Support Questions

Find answers, ask questions, and share your expertise
Announcements
Celebrating as our community reaches 100,000 members! Thank you!

Dynamic partition with sqoop ?

avatar
New Contributor

I read from sqoop documentation

http://sqoop.apache.org/docs/1.4.6/SqoopUserGuide.html#_hcatalog_background

23.6. Support for Partitioning

The Sqoop HCatalog feature supports the following table types:

  • Unpartitioned tables
  • Partitioned tables with a static partitioning key specified
  • Partitioned tables with dynamic partition keys from the database result set
  • Partitioned tables with a combination of a static key and additional dynamic partitioning keys

But I am not getting how to use dynamic partition using sqoop.

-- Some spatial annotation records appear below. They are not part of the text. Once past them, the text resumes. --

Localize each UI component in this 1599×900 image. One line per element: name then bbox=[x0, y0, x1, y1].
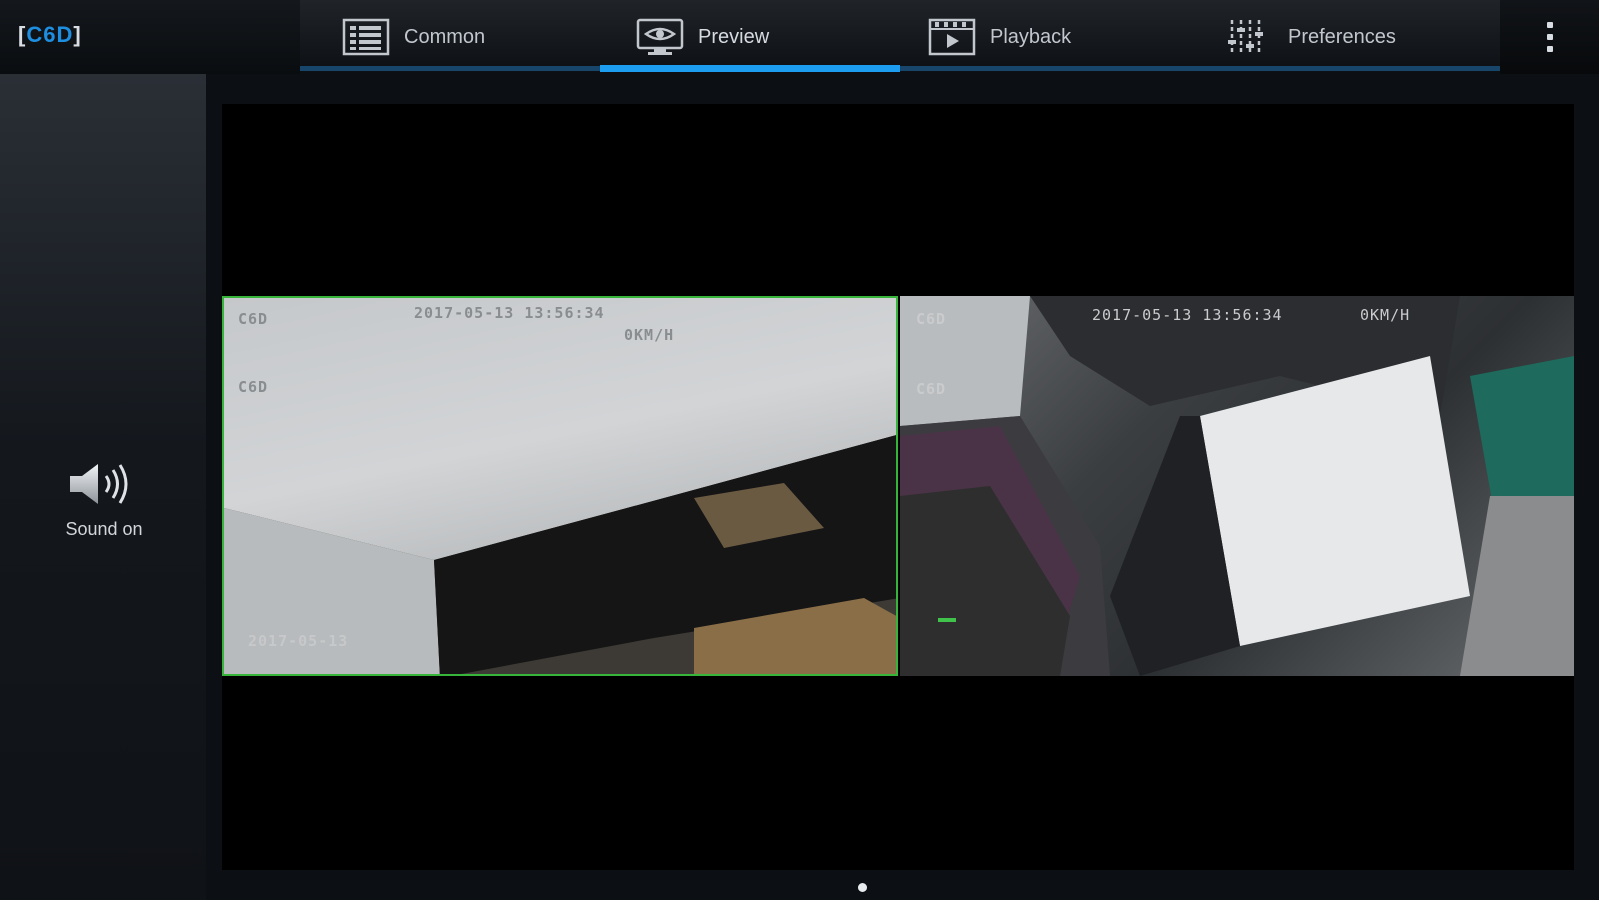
camera-timestamp: 2017-05-13 13:56:34 bbox=[414, 304, 605, 322]
list-grid-icon bbox=[342, 18, 390, 56]
tab-label: Common bbox=[404, 25, 486, 48]
eye-monitor-icon bbox=[636, 18, 684, 55]
camera-channel-label: C6D bbox=[916, 310, 947, 328]
tab-preview[interactable]: Preview bbox=[636, 0, 769, 74]
tab-label: Preferences bbox=[1288, 25, 1396, 48]
camera-channel-label-2: C6D bbox=[916, 380, 947, 398]
sound-toggle-button[interactable]: Sound on bbox=[34, 460, 174, 550]
film-play-icon bbox=[928, 18, 976, 56]
tab-label: Playback bbox=[990, 25, 1072, 48]
tab-label: Preview bbox=[698, 25, 770, 48]
app-logo: [C6D] bbox=[0, 0, 300, 74]
camera-speed: 0KM/H bbox=[624, 326, 675, 344]
sliders-icon bbox=[1228, 20, 1263, 54]
camera-image bbox=[900, 296, 1574, 676]
page-indicator bbox=[858, 883, 867, 892]
tab-playback[interactable]: Playback bbox=[928, 0, 1071, 74]
overflow-menu-button[interactable] bbox=[1530, 14, 1570, 60]
camera-timestamp: 2017-05-13 13:56:34 bbox=[1092, 306, 1283, 324]
camera-channel-label-2: C6D bbox=[238, 378, 269, 396]
camera-image bbox=[224, 435, 896, 674]
dot-icon bbox=[1547, 22, 1553, 28]
dot-icon bbox=[1547, 34, 1553, 40]
camera-channel-label: C6D bbox=[238, 310, 269, 328]
camera-feed-2[interactable]: C6D C6D 2017-05-13 13:56:34 0KM/H bbox=[900, 296, 1574, 676]
camera-bottom-text: 2017-05-13 bbox=[248, 632, 349, 650]
dot-icon bbox=[1547, 46, 1553, 52]
camera-speed: 0KM/H bbox=[1360, 306, 1411, 324]
speaker-icon bbox=[70, 464, 128, 504]
logo-text: C6D bbox=[26, 22, 74, 47]
sound-label: Sound on bbox=[65, 519, 143, 539]
tab-preferences[interactable]: Preferences bbox=[1226, 0, 1396, 74]
camera-feed-1[interactable]: C6D C6D 2017-05-13 13:56:34 0KM/H 2017-0… bbox=[222, 296, 898, 676]
top-bar: [C6D] Common Preview Playback Preference… bbox=[0, 0, 1599, 74]
tab-common[interactable]: Common bbox=[342, 0, 485, 74]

sqoop import --connect jdbc:mysql://localhost:3306/test
--username root
--password-file file:///home/hdfs/.password
--split-by id
--table test 
--delete-target-dir
--fields-terminated-by ","
--hcatalog-table test
--hcatalog-storage-stanza "stored as orcfile"
--create-hcatalog-table
--hcatalog-partition-keys created_at
--map-column-hive created_at=date,updated_at=date

Getting This error


Either both --hcatalog-partition-keys and --hcatalog-partition-values should be provided or both of these options should be omitted.
and if I use the partition value then it assigns it as static partition

sqoop import --connect jdbc:mysql://localhost:3306/test
--username root
--password-file file:///home/hdfs/.password
--split-by id
--table test 
--delete-target-dir
--fields-terminated-by ","
--hcatalog-table test
--hcatalog-storage-stanza "stored as orcfile"
--create-hcatalog-table
--hcatalog-partition-keys created_at
--hcatalog-partition-value created_at
--map-column-hive created_at=date,updated_at=date

after giving created_at as hcatalog-partition-value it created the directory like apps/hive/warehouse/test/created_at=created_at

it should have used created_at column to create dynamic partition based on data.

Please help me fix this issue

2 REPLIES 2

avatar
Expert Contributor

Hi,

 

You can try like below example.

 

Data in source

###########

 

[root@host-10-17-103-77 ~]# sqoop eval --connect $MYCONN --username $MYUSER --password $MYPSWD --query "create table test_partition(id int,name varchar(30),par varchar(20))"

[root@host-10-17-103-77 ~]# sqoop eval --connect $MYCONN --username $MYUSER --password $MYPSWD --query "insert into test_partition values(1,'nitish','par1')"

[root@host-10-17-103-77 ~]# sqoop eval --connect $MYCONN --username $MYUSER --password $MYPSWD --query "insert into test_partition values(2,'mohit','par2')"

[root@host-10-17-103-77 ~]# sqoop eval --connect $MYCONN --username $MYUSER --password $MYPSWD --query "insert into test_partition values(3,'mohit123','par3')"

 

Table in Hive:-

############

0: jdbc:hive2://host-10-17-103-79.coe.clouder> create external table test_sqoop_par(id int,name string) partitioned by (par string) row format delimited fields terminated by '\t' location '/user/systest/test_sqoop_par';

 

NOTE:- partition column as string is only supported.

 

Sqoop command:-

##############

[root@host-10-17-103-77 ~]# sqoop import --connect $MYCONN --username $MYUSER --password $MYPSWD --hcatalog-database default --hcatalog-table test_sqoop_par --table TEST_PARTITION -m1 --hive-partition-value par

 

Data in Hive:-

##########

0: jdbc:hive2://host-10-17-103-79.coe.clouder> show partitions test_sqoop_par;

+------------+

| partition  |

+------------+

| par=par1   |

| par=par2   |

| par=par3   |

+------------+

 

[root@host-10-17-103-77 ~]# hadoop fs -ls /user/systest/test_sqoop_par

Found 3 items

drwxr-xr-x   - systest supergroup          0 2019-09-30 18:49 /user/systest/test_sqoop_par/par=par1

drwxr-xr-x   - systest supergroup          0 2019-09-30 18:49 /user/systest/test_sqoop_par/par=par2

drwxr-xr-x   - systest supergroup          0 2019-09-30 18:49 /user/systest/test_sqoop_par/par=par3

 

Hope above helps.

 

Regards

Nitish

 

avatar
New Contributor

Hi to all

 

I'm looking for a solution to import and to partition dynamically data into ORC hive tables.

 

I've seent that with sqoop it is possibile di import and to partition data dynamically by the value of columns, but I've also seen that this feature is working only for the first run, because in the following job launchs I get an  'org.apache.hive.hcatalog.common.HCatException : 2002 : Partition already present with given partition key values' message since sqoop is aptempting toappend data to existing partitions.

 

Any idea to resolve this issue that make impossibile to use dynamic partioning in sqoop?